The chief of Nanoro, Alassane Kondombo, said he has never known a time when malaria was not a huge burden for his community.
The coronavirus, by comparison, seemed like a mild nuisance. The local hospital has confirmed two cases, and neither were serious. Burkina Faso’sbiggest outbreak was in the capital, Ouagadougou, which recorded most of the nation’s 167 deaths.
“Malaria,” he said, “is by far the biggest concern for residents.”
Poverty is endemic in Burkina Faso, and five years of conflict, mostly in the countryside, has made it worse. Fighters linked to the Islamic State and al-Qaeda have forced more than a million people from their homes.
Many families cannot afford medication or gas money to get to a clinic. Infections deteriorate. Then comes tragedy.
On a recent afternoon in Ouagadougou, Karidjata Peszko, 19, a survivor of extremist violence, recalled her loss.
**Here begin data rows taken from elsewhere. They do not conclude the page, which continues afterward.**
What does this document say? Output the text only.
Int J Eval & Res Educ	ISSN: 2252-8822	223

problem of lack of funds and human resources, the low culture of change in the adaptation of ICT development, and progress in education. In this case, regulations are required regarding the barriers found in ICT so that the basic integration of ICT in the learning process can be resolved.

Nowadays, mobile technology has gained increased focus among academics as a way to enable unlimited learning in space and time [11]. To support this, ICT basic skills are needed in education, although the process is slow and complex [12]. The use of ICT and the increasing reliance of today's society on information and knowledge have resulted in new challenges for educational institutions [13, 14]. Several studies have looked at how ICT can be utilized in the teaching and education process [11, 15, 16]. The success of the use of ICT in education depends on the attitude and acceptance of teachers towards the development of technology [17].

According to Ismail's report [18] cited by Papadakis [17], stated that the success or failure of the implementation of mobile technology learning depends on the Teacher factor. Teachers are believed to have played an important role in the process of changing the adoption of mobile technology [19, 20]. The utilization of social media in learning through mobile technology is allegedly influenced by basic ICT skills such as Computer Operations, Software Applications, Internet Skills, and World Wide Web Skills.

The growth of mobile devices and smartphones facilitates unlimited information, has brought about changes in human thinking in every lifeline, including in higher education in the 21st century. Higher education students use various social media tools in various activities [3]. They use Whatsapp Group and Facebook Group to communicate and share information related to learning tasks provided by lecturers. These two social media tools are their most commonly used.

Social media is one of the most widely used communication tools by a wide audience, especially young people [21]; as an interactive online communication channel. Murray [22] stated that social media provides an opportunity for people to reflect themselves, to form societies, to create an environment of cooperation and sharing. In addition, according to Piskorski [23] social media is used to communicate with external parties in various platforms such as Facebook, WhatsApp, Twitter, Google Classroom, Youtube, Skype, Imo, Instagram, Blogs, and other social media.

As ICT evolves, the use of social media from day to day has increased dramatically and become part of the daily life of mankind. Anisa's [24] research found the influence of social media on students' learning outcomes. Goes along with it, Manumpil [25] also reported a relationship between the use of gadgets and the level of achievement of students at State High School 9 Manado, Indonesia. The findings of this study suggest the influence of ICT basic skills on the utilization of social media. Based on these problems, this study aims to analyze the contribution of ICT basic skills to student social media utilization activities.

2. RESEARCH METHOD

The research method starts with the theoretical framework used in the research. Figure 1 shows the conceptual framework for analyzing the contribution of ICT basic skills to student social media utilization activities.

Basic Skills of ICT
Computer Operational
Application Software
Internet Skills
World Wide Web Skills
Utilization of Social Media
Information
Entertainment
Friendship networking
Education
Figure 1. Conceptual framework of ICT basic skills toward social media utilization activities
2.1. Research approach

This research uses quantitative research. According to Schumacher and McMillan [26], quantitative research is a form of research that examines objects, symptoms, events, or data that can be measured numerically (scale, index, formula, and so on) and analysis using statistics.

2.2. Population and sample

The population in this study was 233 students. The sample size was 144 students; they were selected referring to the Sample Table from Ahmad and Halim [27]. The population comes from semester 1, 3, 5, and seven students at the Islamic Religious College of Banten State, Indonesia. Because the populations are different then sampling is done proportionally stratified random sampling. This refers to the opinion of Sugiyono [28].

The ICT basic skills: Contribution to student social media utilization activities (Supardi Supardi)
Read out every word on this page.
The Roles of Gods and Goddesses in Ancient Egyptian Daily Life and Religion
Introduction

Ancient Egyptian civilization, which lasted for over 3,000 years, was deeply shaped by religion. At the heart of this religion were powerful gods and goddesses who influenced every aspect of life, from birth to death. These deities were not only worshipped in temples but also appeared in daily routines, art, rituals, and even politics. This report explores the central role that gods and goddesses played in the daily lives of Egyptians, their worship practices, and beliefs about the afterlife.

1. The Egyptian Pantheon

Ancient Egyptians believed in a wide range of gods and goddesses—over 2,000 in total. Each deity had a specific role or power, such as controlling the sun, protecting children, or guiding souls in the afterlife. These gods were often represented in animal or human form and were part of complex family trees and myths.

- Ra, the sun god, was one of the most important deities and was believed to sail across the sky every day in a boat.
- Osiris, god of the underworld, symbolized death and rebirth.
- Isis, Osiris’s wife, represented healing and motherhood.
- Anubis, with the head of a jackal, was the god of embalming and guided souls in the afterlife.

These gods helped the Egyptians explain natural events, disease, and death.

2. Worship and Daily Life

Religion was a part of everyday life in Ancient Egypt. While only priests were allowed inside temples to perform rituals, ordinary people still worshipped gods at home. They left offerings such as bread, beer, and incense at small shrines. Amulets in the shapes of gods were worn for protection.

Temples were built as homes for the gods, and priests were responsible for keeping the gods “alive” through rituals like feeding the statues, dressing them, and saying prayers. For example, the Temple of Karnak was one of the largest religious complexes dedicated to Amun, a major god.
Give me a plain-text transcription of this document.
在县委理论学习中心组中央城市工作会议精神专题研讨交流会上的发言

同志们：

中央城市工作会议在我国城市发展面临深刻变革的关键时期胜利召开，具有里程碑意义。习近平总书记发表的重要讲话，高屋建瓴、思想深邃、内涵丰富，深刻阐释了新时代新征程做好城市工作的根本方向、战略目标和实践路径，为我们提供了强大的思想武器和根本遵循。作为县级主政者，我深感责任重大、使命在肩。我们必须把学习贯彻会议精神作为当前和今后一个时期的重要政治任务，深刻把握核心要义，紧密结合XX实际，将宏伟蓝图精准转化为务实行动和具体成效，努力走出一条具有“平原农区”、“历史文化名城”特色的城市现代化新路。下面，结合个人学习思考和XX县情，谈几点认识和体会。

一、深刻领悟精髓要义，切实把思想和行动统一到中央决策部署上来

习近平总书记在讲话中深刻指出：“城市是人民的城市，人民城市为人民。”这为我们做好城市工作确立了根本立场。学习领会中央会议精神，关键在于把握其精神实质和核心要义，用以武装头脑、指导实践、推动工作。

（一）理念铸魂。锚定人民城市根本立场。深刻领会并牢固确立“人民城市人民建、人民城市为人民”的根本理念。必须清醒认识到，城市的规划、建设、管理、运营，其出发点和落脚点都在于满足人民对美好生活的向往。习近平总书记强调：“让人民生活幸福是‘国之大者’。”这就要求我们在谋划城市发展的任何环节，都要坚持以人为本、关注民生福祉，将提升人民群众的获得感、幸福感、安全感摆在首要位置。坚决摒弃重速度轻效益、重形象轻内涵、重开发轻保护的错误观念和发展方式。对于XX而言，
Three months ago, her 2-month-old daughter, Mariame, stopped breastfeeding. The young housewife took the baby to a clinic, where they spent four days. She couldn’t cover the medical bills. Mariame had severe malaria, and Peszko couldn’t cover the medical bills.
Her family lost almost everything when they fled their northern village to the capital.
“We stayed with her for six days while trying to find the money,” she said softly. “It was then she passed away.”